Saya pernah bertanya, ”Apa alasannya memakai ini?” Beliau menjawab, ”Peci ini identitas Indonesia sehingga kita harus lestarikan dan bangga memakainya.”
Jansen juga mengungkapkan bahwa SAE memiliki hubungan yang dekat dengan tokoh-tokoh lintas agama, seperti mantan Presiden keempat Abdurrahman Wahid atau Gus Dur. Mereka berteman baik dan SAE ikut bahu-membahu menjaga kerukunan umat beragama di Indonesia.
”Jadi, beliau sangat pluralis,” kata Jansen.
Selain itu, Jansen juga mengenang SAE sebagai sosok yang pintar, tegas, dan tidak kenal kompromi.

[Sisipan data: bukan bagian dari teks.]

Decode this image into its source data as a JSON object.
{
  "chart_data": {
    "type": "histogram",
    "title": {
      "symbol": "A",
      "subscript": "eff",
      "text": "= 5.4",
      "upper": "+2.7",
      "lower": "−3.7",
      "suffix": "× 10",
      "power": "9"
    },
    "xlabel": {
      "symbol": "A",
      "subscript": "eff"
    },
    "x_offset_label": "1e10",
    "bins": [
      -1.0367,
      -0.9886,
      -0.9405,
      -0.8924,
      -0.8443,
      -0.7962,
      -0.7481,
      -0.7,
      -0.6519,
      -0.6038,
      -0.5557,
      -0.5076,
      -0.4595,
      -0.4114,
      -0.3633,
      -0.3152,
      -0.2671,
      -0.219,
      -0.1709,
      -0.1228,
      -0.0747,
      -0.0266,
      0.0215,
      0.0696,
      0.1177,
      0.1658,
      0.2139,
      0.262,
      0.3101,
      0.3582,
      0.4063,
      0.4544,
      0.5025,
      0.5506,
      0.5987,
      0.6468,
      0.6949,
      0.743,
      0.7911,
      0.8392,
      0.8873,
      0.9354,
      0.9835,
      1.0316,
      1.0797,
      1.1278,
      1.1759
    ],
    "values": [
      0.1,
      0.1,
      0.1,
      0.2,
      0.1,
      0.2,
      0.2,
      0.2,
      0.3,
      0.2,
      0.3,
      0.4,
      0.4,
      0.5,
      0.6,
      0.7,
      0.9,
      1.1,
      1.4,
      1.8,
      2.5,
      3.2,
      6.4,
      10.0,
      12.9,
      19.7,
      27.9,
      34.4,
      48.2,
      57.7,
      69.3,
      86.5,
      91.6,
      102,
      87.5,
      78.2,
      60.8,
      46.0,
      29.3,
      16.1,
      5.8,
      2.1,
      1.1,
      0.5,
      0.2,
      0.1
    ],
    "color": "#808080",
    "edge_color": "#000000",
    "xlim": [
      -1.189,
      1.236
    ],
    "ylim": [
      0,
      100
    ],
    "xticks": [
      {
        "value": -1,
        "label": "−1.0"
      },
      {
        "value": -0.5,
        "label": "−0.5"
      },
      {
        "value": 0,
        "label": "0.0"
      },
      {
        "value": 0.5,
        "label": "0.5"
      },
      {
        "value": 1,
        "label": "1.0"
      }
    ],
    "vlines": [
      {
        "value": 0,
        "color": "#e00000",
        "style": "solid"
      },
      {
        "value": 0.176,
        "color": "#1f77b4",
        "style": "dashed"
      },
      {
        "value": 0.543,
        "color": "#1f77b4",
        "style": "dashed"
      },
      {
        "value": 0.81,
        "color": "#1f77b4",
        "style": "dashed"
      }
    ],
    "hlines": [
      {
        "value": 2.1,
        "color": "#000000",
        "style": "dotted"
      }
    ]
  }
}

Dari kehidupan pribadi, SAE selalu disiplin soal waktu. Hal itu juga diungkapkan oleh Gultom. Bahkan, Gultom ingat kalimat yang pernah disampaikan SAE, ”Waktu kita ini terbatas. Tuhan memberikan waktu kepada kita yang sangat terbatas, dan olehnya tidak boleh disia-siakan.”